La denuncia delle condizioni degli immigrati in attesa di asilo, riportata all’attenzione pubblica in questi giorni, risale in realtà a qualche anno fa. Ian Swales ha sottolineato di aver sollevato la questione dei richiedenti asilo a Middlesbrough nel 2014, constatando amaramente che da allora nulla era stato fatto. Dello stesso avviso Suzanne Fletcher, a capo dell’associazione “Seekers of Sanctuary”, che ha ribadito di aver portato il caso all’attenzione del Parlamento già due anni fa. I rifugiati, secondo la Fletcher, non avevano manifestato le loro preoccupazioni per paura di mettere a repentaglio la loro permanenza in Gran Bretagna. Il ministro per l’Immigrazione, James Brockenshire, dichiarandosi “profondamente preoccupato dalla questione”, ha deciso di aprire un’inchiesta interna urgente e ha chiarito che, se dimostrati, non saranno tollerati comportamenti di discriminazione nei confronti dei richiedenti asilo.

Il caso di Middlesbrough ha riaperto il dibattito sul tema dell’immigrazione nel Regno Unito e sulle problematicità dell’accoglienza dei migranti. Lo stesso ministro Brockenshire, lo scorso mese di agosto, a seguito del crescente numero di migranti che cercavano di introdursi illegalmente nel Regno Unito passando da Calais, in Francia, verso l’Eurotunnel, aveva condannato senza mezzi termini l’immigrazione clandestina. La proposta era quella di abolire il sussidio di 37 sterline a settimana per i richiedenti asilo, anche irregolari, con bambini, perché “il Regno Unito non è la terra del latte e del miele”. La politica del governo Cameron va quindi nella direzione di una linea dura, con una presa di posizione sui fatti di Middlesbrough che, seppure tardiva, non intende ammettere giustificazioni per gli episodi intolleranza e vandalismo.

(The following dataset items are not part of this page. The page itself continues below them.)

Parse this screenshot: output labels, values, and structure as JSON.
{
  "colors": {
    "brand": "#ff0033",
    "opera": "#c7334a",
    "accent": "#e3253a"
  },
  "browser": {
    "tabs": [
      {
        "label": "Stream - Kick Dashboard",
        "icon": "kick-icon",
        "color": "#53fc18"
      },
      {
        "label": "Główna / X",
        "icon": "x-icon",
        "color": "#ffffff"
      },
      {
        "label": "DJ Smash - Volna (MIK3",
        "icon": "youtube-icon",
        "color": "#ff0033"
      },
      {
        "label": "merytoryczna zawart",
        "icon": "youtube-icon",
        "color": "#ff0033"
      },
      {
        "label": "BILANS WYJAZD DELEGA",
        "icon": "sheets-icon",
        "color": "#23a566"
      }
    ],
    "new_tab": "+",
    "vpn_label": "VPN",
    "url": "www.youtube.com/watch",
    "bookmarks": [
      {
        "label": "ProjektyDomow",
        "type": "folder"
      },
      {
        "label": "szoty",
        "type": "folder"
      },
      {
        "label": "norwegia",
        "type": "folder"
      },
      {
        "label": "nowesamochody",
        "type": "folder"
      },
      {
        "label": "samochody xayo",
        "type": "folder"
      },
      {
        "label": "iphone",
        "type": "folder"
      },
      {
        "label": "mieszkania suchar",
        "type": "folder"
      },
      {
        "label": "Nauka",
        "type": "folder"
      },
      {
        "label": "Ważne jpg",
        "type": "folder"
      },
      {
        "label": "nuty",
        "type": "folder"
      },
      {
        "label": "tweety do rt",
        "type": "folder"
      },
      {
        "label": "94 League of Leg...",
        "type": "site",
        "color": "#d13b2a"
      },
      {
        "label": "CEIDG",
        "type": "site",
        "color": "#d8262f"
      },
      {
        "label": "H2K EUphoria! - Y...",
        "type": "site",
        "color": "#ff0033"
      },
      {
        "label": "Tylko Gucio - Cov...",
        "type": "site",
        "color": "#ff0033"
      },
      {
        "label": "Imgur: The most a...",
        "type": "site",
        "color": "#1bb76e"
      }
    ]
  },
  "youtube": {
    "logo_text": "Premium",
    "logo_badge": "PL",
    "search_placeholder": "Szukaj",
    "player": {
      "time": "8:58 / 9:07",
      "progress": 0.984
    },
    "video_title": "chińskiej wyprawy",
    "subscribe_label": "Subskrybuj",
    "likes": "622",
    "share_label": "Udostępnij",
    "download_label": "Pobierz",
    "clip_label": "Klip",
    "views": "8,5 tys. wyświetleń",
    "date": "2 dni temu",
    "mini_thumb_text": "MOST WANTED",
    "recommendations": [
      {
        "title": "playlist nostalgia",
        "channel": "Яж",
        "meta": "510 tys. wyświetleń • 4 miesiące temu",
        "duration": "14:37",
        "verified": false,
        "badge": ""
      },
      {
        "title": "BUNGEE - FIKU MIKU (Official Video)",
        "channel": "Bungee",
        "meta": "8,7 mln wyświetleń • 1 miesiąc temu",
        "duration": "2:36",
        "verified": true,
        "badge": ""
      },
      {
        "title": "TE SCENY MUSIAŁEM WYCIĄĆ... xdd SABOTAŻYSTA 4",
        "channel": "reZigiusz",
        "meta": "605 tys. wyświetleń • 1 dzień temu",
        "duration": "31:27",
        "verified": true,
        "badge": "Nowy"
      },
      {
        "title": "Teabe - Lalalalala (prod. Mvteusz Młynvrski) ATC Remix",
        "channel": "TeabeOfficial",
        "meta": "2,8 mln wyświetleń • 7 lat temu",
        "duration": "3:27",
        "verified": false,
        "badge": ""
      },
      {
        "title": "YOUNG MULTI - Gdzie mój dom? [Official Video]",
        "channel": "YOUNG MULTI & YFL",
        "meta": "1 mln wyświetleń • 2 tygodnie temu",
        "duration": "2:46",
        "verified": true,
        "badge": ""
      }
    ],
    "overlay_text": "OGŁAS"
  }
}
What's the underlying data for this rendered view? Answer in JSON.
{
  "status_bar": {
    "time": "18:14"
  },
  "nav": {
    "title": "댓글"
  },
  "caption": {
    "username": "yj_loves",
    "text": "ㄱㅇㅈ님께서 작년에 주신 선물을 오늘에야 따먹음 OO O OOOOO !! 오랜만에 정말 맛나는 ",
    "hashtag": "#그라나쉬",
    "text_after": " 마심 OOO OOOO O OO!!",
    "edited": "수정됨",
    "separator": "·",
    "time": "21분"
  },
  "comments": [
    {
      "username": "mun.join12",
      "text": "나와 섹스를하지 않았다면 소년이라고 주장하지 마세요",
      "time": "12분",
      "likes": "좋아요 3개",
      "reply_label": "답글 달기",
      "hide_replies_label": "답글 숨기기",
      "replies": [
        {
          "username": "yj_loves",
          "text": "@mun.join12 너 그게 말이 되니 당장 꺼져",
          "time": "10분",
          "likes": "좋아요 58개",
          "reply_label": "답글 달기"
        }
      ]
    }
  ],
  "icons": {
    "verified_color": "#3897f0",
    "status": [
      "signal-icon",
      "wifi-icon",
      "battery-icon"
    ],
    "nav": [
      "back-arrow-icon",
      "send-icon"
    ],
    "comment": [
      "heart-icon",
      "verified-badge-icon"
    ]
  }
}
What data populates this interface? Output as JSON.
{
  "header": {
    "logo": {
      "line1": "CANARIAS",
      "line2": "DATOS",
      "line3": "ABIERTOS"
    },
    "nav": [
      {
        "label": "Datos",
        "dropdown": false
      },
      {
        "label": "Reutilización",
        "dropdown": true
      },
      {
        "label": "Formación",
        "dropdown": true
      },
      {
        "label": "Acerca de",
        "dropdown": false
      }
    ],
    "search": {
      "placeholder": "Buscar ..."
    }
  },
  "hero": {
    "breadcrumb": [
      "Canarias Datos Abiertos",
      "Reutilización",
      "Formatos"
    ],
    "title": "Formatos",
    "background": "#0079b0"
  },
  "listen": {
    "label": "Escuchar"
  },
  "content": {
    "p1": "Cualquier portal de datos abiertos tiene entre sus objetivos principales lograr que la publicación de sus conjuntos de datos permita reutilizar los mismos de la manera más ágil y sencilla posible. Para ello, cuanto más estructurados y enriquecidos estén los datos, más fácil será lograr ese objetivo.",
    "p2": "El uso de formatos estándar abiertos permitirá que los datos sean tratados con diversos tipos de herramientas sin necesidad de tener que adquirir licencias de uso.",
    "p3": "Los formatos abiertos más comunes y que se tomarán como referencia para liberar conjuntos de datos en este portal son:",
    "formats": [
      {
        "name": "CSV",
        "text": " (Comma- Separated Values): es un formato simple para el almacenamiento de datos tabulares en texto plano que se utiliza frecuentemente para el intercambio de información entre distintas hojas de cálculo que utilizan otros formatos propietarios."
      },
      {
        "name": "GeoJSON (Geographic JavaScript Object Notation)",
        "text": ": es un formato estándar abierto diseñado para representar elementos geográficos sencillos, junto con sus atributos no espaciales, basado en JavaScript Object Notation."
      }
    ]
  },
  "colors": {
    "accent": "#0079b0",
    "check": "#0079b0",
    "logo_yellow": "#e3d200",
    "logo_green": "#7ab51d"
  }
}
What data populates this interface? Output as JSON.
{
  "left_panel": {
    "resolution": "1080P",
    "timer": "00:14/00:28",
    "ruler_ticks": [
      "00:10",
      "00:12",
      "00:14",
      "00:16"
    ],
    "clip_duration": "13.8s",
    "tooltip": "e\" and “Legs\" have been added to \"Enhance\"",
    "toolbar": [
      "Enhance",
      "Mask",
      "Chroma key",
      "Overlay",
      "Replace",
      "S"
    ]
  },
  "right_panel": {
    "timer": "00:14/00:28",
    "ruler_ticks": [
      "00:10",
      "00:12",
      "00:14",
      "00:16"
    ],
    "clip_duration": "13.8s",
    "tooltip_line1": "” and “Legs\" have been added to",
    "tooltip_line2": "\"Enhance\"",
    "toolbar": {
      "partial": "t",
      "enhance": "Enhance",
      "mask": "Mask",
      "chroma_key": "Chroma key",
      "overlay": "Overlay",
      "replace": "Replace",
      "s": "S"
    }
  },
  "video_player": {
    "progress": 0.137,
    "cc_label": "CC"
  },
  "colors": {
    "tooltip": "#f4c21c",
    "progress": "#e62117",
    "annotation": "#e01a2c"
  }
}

L’esecutivo britannico ha ingaggiato una lotta contro Bruxelles che spinge per un cambiamento delle regole dell’asilo, probabilmente discusso in Commissione a marzo. Il primo ministro David  Cameron preme affinché i rifugiati richiedano l’asilo nel primo paese in cui arrivano. Intanto, il prossimo mese a Londra in una conferenza congiunta con i leader mondiali si discuterà della crisi dei rifugiati siriani e dei modi concreti per aiutarli nelle loro regioni di provenienza cosicché sia “meno probabile vederli arrivare in Europa”, ha dichiarato il primo ministro inglese. I prossimi vertici istituzionali europei potrebbero contribuire a ridefinire la politica migratoria europea e nel Regno Unito, che tenta la strada del negoziato pronto al referendum per l’uscita dall’Unione europea, con qualche margine per anticiparlo a giugno 2016.

Secondo il rapporto “The Refugee Surge in Europe: Economic Challenges”, appena diffuso dal Fondo Monetario Internazionale, le richieste di asilo in Europa sono state 995.000 nel 2015, il doppio rispetto al 2014. Nel Regno Unito hanno superato quota 32.000, una cifra comunque di gran lunga inferiore a quella di altri paesi, Germania, Svezia e Ungheria in testa. I numeri indicano chiaramente che il problema è europeo, prima che britannico. Se l’obiettivo primario resta quello di arginare il numero degli ingressi, la ghettizzazione non può diventare una questione trascurabile, celata dietro le buone intenzioni di favorire l’inclusione sociale, e degna di interesse solo quando un caso finisce sotto la lente di ingrandimento dei media.